As I mentioned above, 90% of addicts in recovery will experience at least one relapse within the first 4 years of recovery. So you take someone that has been charged with a DUI and possession of cocaine. Now the DUI is pretty mild and is basically just a HUGE financial strain on the person. The Possession charge on the other hand is a class 3 felony and carries with it a possible prison sentence of up to 5 years. So you take that person and you put them on Probation for 3 years. So now you are asking an addict, to be clean for 3 years, or they could face serious jail time. In this instance, you are setting this person up for failure, given the statistic I mentioned earlier. So this person then relapses during their recovery, and the answer is to put them in Jail, segregating them more from their support system and possibly causing them to lose their place to live or their employment. Now we have been taught what an important part of recovery the support of family, friends, and others in recovery can be for an addict. So our answer is to further remove these people from these necessary items and place them in jail. Lock them up with criminals and drug dealers, and expect that to wake them up and make them realize that they need to stop. From what I can tell, none of this actually addresses the cause of the addiction at all. It’s like stitching up the cuts on someone’s arm who suffers from one of the many self-Injury mental disorders but never sending them to see a psychologist. We are treating the symptom, not the actual cause of the problem.
During my research, I came across the amazing Ted Talk from Johann Hari, author of the book, Chasing the Scream: The First and Last Days of the War On Drugs. He gives a poignant talk about the new information we have gained about addiction and a different approach to how we treat those afflicted with this disorder.
As you can see in the video above, our approach to this matter is completely wrong. He actually states in the video that Canadian doctor, Dr. Gabor Martin, said “That if you wanted to design a system that would make addiction worse, you would design that system”. That system is our current system for dealing with addiction.
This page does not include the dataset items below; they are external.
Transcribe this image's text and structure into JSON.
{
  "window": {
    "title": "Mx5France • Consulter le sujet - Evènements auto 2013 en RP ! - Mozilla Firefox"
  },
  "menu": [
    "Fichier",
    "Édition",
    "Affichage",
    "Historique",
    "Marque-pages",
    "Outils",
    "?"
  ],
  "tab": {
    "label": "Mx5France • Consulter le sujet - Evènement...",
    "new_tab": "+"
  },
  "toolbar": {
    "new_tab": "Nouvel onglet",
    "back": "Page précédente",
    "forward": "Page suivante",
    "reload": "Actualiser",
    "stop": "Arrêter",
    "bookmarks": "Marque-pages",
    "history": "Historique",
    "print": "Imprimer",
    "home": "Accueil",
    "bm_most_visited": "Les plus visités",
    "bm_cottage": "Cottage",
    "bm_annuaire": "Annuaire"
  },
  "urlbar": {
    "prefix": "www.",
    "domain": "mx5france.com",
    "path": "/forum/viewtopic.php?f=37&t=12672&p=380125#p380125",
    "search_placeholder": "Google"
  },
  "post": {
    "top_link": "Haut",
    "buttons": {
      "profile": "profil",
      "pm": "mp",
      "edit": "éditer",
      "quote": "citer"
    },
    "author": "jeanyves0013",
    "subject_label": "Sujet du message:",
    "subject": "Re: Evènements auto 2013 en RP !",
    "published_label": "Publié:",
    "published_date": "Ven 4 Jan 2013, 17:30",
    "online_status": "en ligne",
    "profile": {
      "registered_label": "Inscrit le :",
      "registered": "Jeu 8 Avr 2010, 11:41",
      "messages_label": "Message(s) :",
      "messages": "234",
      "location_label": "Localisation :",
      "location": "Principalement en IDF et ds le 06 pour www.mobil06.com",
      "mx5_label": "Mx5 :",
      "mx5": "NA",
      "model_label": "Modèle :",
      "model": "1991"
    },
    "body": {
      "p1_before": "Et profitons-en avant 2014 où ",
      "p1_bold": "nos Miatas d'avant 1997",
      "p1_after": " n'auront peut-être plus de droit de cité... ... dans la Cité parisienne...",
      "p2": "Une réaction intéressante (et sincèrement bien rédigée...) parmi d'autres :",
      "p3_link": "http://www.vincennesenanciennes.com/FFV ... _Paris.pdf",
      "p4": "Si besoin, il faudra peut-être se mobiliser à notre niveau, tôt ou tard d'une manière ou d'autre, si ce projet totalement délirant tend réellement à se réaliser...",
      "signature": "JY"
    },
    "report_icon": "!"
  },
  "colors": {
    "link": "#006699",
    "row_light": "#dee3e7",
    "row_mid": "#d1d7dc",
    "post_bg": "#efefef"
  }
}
He suggests that addiction is a psychological issue related to the current state of isolation we have created societally. That more connection, more intervention, showing addicts a way out. Those are the things we need to be doing to fight this epidemic. We need to make psychological counseling more attainable for people. We need to show these people that you can be a productive member of society and have strong connections. You don’t need this substance to feel good, you have all the good in the world around you. You just need to connect with it.